A relevant sample from the exchange between these two went like this:
Yelp’s Vincent Sollitto, VP of corporate communications: “Yelp has to recommend reviews that they find reliable. The reason that there are a number of positive reviews for Beverly’s business that are not being recommended is because in fact ten of them came from the very IP address that was used to claim her business owner’s account, and one of them actually was for a one-star review of a competing business to hers. And so the problem is business owners try to game the system, and websites that don’t try to filter out or verify reliable reviews can get gamed. That’s probably why Yahoo decided to go ahead and use Yelp as the de facto standard for local search.”
Business owner: “First of all, in some cases, clients are at your house, and can be using your IP address to write something. That is possible. IP address isn’t the best judgment. People can be at a cafe and use IP address, you know. I don’t think the location of a person writing the review is relevant. I had one guy, for instance, that is in my five-star-deleted – i’ve had like 34 deleted five-star reviews now – I mean not recommended – and another fourteen that have been deleted. And meanwhile I only have seven five-star reviews up. So that’s a big ratio. We’re talking a fifty to seven ratio here. I had one guy that had to go to the library and open an account in order to be able to write a review for me because he didn’t have a computer service, and he wanted to be able to review me because I did good work with him, and he was very pleased, and Yelp removed his review because it seemed suspicious or whatever, but he’s a real person.”
The conversation went in a slightly different direction, and the business owner’s points about IP address weren’t really addressed.
Update: Regarding IP address as a signal, a Yelp spokesperson offered us the following statement:
“There are many data points that we take into account when posting Consumer Alerts, but in order to prevent businesses from gaming the system we can only share some of the measures we take. Reviews coming from the same IP address can be an indicator that someone is trying to artificially inflate a business’ rating. Two scenarios we often see in this case are either 1) The business owner was writing positive reviews of his/her own business or 2) The business owner was asking customers to write Yelp reviews for his business on a computer/laptop located within the business (which can lead to bias, since they’re unlikely to ask any dissatisfied customers for a review).”

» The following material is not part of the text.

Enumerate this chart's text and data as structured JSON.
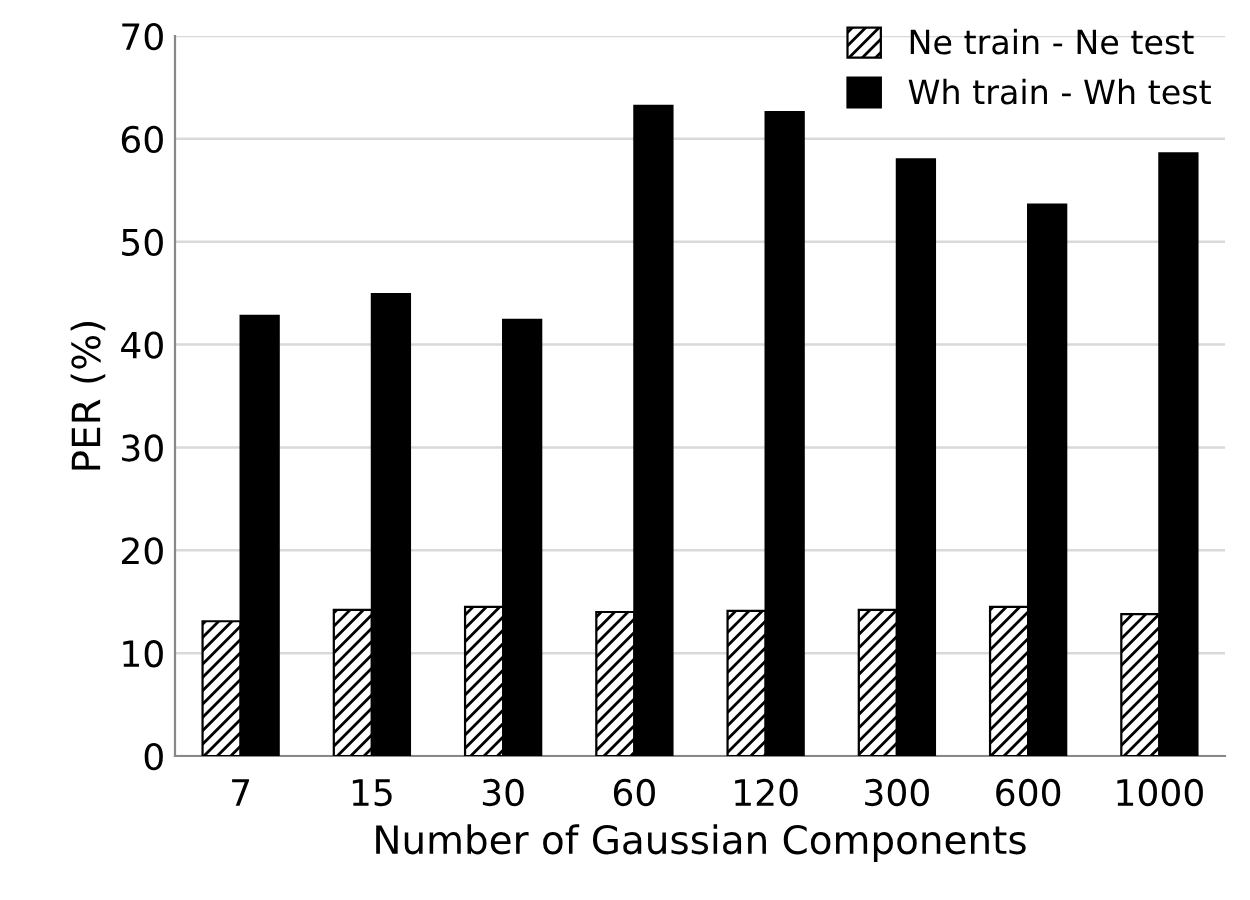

Yelp’s Consumer Alert warnings appear on business’ listings for ninety days.
“Although most of the millions of businesses listed on Yelp do play by the rules, and Yelp’s automated recommendation software is already in place to identify and weed out fake reviews, consumers have a right to know about the bad apples before deciding to spend money at their businesses,” writes Yelp’s Kayleigh Winslow on the company’s blog. “For example, prospective customers of Back 2 Normal Physiotherapy in Vancouver, BC would probably want to know that a number of their five-star reviews can be tied to a marketing agency before deciding to visit them for acupuncture or injury treatment. Likewise, you’d probably appreciate the heads up that tattoo removal shop Dr. Tattoff was caught offering Starbucks and Amazon.com gift cards in exchange for Yelp reviews before turning to them for help painfully removing that mistake you made during college spring break. Or if you’re preparing for a big apartment move and want to hire someone you can trust, it’d be helpful to know that we discovered Roadway Moving in Manhattan, NY was offering $100 American Express gift cards in exchange for 5-star reviews.”
Yelp shares an email from Roadway that someone apparently forwarded them.
Yelp considers simply asking for reviews to be spam, so bribing people for five-star reviews is definitely going to get you in trouble with the site.
“Beyond giving consumers a false perception of the business where they are about to spend their money and violating Yelp’s Terms of Service, writing a testimonial without revealing you’ve been compensated can also violate FTC guidelines,” says Winslow. “Consumers have the right to be alerted when a business is attempting to deceive them. Rest assured that when it comes to protecting consumers, we’ll always have your back.”
It’s worth noting that Yelp’s data doesn’t just appear on Yelp. There are over 100,000 developers using the company’s API to integrate its data into their products. Regardless of whether or not consumers are seeking out information on Yelp itself, there’s a good chance they’ll come across Yelp content in other apps and on other websites.
A study released by BrightLocal last summer found that people are trusting online reviews more than ever.
While Yelp loves calling out shady business practices, the company is frequently accused of having some of its own. As Yelp announced earlier this month, the Federal Trade Commission closed its investigation into the company without taking any action.